Le Premier ministre britannique juge « irresponsables » les tirs de sommation d’un navire de guerre russe après une frayeur dans la Manche pour un couple britannique
Une frégate russe a tiré des coups de semonce en l’air près du yacht d’un couple britannique dans la Manche mardi, ce qui a conduit le Premier ministre britannique à qualifier l’incident de « profondément préoccupant et irresponsable » tandis que les responsables de la défense ont déclaré qu’il n’était pas hostile.
Une frégate russe, l’Admiral Grigorovich, a tiré quatre à cinq coups de semonce à l’arme légère près du yacht Bright Future dans la matinée du 16 juin 2026, à environ 20 milles nautiques (37 km) au sud de l’île de Wight. Le couple de retraités britanniques à bord, Jane et Alan Kelvey, n’a pas été blessé, mais a décrit l’expérience comme surréaliste et effrayante.
La rencontre
Jane Kelvey, 68 ans, a raconté à la BBC qu’ils avaient d’abord remarqué un navire qui n’apparaissait pas sur leur système AIS et qu’en s’approchant à 400-500 mètres, ils avaient vu des lettres cyrilliques sur la coque. Le navire de guerre a émis cinq coups de corne de brume, qu’ils ont interprétés comme une demande pour savoir s’ils étaient vus.
Environ une minute plus tard, cinq autres coups de corne ont été immédiatement suivis de tirs d’armes légères.Immédiatement, nous avons viré de deux degrés à bâbord, pour qu’ils puissent voir que nous avions fait un changement de cap délibéré, ce qui signifiait que nous les avions vus.
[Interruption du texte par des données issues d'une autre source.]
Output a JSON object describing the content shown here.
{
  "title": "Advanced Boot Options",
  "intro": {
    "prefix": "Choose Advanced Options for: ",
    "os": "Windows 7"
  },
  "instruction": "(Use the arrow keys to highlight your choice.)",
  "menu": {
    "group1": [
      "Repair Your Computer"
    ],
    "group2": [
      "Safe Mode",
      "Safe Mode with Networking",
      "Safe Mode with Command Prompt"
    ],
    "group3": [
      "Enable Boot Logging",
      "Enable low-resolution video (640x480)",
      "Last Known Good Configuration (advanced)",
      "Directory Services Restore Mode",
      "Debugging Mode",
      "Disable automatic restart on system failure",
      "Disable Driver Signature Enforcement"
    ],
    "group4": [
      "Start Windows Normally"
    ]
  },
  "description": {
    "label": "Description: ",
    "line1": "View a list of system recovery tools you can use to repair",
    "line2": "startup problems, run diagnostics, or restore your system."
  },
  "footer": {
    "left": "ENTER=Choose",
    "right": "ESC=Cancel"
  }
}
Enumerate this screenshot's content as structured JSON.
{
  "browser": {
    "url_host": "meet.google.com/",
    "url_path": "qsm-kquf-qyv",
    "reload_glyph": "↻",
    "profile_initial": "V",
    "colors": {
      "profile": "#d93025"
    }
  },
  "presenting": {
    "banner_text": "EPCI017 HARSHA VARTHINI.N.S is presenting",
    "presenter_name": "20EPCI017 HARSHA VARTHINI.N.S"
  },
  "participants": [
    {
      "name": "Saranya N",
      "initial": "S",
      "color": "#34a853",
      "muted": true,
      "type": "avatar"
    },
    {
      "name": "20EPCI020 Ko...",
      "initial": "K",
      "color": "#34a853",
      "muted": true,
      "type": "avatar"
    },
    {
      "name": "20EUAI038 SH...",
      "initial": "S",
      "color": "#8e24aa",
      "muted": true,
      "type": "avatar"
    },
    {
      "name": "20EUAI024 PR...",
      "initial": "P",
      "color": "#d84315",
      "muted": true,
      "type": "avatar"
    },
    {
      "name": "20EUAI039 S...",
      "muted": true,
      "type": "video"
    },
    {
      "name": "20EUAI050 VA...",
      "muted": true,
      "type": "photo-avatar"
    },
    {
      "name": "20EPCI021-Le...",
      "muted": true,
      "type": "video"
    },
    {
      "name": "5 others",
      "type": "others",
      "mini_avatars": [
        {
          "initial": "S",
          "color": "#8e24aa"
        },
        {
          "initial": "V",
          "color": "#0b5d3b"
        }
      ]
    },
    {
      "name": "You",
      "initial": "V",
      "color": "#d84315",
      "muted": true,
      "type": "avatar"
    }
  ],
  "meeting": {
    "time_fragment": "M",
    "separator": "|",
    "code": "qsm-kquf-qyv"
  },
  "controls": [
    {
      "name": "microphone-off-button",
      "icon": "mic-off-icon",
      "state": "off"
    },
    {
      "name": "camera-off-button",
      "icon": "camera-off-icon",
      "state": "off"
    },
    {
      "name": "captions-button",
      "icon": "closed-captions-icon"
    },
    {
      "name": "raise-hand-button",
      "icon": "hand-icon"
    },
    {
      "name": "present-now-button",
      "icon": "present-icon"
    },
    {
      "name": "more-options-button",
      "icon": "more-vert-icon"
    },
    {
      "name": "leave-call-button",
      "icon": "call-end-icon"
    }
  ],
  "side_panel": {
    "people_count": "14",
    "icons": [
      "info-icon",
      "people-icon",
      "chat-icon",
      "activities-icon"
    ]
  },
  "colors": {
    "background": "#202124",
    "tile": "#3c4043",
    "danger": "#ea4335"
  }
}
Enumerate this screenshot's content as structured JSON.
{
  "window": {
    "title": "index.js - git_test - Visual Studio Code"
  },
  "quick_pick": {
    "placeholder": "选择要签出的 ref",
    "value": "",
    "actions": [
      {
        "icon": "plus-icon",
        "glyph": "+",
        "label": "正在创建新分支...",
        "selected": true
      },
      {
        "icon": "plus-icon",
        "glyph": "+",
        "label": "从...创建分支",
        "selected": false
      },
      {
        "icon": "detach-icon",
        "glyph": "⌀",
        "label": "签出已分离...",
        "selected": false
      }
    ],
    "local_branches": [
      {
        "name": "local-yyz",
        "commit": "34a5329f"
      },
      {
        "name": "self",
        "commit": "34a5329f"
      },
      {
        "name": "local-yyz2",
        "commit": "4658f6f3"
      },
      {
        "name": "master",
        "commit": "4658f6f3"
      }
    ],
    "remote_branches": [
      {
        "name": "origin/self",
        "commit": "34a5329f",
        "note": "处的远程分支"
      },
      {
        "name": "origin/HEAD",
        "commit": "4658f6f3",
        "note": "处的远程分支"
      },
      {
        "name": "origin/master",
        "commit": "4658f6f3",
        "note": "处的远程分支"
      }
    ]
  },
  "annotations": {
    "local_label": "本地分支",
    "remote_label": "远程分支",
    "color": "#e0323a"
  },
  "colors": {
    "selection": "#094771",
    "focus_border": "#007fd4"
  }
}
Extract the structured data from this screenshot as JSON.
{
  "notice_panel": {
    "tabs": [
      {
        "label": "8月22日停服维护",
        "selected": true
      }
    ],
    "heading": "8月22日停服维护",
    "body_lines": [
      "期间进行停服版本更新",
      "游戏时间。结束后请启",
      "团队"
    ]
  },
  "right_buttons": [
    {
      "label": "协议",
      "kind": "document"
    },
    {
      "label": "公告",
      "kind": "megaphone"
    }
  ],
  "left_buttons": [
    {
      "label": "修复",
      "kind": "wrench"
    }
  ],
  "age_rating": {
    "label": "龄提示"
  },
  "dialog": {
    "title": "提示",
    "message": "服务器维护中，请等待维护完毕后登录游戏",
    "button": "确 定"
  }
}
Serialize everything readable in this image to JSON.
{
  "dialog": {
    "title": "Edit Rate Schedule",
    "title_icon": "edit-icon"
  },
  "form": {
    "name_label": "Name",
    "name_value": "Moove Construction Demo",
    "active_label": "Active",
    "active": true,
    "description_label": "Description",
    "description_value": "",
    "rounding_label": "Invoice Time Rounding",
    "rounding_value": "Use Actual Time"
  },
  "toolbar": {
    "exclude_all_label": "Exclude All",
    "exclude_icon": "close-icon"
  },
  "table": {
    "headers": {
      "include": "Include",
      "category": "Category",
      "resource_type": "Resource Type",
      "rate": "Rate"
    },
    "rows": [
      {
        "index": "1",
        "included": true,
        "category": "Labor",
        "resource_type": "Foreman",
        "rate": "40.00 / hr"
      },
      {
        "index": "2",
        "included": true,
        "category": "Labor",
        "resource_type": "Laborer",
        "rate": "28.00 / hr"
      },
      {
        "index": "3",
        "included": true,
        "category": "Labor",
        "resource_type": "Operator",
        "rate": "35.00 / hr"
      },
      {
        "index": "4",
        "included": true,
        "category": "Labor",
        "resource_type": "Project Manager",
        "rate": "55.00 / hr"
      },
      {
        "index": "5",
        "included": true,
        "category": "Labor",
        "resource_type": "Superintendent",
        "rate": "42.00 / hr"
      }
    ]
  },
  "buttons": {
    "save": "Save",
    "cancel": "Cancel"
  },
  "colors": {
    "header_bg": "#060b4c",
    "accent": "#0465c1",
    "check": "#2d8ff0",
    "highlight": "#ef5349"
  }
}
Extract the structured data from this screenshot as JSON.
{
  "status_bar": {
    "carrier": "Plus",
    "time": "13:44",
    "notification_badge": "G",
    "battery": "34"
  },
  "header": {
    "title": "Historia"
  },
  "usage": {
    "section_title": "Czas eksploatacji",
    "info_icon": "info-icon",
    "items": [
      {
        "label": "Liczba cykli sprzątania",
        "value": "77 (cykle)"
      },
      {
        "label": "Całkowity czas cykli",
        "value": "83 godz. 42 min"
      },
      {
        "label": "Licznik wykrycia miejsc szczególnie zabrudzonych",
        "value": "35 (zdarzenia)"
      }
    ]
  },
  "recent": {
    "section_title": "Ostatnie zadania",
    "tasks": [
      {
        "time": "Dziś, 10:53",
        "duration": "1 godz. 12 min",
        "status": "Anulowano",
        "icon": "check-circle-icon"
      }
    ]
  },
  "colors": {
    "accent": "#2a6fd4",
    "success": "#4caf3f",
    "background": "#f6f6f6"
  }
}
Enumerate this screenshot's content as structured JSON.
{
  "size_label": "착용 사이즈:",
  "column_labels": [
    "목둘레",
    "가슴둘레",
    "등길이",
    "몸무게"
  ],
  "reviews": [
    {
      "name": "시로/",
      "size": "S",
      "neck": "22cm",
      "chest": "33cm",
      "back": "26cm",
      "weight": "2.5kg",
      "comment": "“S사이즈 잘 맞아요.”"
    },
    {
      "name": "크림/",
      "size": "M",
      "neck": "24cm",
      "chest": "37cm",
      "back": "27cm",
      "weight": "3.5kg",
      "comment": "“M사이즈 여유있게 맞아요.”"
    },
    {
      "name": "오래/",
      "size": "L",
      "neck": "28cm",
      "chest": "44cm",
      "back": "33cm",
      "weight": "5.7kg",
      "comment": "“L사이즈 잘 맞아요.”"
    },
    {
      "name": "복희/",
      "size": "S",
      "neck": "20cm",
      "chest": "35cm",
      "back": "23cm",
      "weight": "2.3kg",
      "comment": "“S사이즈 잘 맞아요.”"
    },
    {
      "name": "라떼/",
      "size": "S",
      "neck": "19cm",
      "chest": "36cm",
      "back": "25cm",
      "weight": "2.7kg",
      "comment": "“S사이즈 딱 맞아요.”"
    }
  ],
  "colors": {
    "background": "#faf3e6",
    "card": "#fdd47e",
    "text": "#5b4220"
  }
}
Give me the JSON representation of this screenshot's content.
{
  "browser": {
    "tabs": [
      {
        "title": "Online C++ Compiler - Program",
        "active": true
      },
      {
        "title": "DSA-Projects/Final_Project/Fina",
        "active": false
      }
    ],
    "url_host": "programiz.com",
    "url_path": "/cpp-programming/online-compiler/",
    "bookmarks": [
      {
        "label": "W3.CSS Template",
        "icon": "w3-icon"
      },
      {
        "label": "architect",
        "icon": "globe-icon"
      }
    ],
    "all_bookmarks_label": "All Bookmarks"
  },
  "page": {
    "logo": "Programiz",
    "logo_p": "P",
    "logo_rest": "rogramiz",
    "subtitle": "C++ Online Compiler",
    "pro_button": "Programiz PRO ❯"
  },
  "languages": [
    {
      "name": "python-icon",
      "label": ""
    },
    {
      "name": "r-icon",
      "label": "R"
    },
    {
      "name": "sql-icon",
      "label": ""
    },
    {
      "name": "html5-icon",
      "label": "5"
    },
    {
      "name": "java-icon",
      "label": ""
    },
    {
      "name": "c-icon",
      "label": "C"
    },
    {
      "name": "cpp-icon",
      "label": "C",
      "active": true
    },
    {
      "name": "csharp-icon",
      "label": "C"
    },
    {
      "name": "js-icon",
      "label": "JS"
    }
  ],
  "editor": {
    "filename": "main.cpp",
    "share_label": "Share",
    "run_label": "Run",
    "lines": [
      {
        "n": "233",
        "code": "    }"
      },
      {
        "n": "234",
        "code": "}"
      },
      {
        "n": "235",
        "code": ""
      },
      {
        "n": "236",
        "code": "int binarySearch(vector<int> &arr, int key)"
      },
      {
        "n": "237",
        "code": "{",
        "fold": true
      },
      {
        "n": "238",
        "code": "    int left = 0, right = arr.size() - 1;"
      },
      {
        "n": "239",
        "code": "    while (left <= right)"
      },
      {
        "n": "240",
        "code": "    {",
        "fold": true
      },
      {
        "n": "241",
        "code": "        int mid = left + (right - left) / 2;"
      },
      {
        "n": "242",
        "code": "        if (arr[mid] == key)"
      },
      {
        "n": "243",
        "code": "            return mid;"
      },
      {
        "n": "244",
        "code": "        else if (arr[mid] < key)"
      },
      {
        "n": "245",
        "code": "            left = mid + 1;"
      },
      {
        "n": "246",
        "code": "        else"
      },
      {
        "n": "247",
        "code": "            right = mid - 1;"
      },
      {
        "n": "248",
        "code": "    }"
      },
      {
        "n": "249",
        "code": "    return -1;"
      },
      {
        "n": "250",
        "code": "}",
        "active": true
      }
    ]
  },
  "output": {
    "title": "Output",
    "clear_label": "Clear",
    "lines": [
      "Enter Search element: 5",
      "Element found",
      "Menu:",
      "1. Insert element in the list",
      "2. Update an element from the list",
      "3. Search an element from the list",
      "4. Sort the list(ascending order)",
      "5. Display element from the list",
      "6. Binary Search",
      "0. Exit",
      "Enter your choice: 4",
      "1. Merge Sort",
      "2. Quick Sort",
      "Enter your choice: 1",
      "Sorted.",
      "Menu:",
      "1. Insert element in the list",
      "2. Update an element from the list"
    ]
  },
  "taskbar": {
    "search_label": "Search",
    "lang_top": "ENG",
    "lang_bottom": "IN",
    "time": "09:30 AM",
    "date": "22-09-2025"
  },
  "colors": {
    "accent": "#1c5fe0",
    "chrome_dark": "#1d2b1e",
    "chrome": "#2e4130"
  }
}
C’était un peu effrayant. Je me suis accroupie. Je ne pensais pas que notre sécurité était en danger. Mais c’était certainement inhabituel. En nous éloignant, nous nous sommes dit : mais qu’est-ce qui vient de se passer ?
Des récits divergents
Le ministère russe de la Défense a insisté sur le fait que le yacht suivait une « route dangereuse » et que l’équipage de l’Admiral Grigorovich avait d’abord tenté de le contacter par radio, lancé des fusées éclairantes et utilisé des signaux sonores. Après que la distance se soit réduite à 150 mètres, le commandant a décidé de tirer des coups de semonce devant l’étrave à l’aide d’armes légères en « stricte conformité avec les réglementations internationales de navigation ». Le ministère britannique de la Défense a également déclaré que les tirs n’étaient pas dirigés vers le navire, mais qu’il s’agissait d’une tentative d’éviter une possible collision.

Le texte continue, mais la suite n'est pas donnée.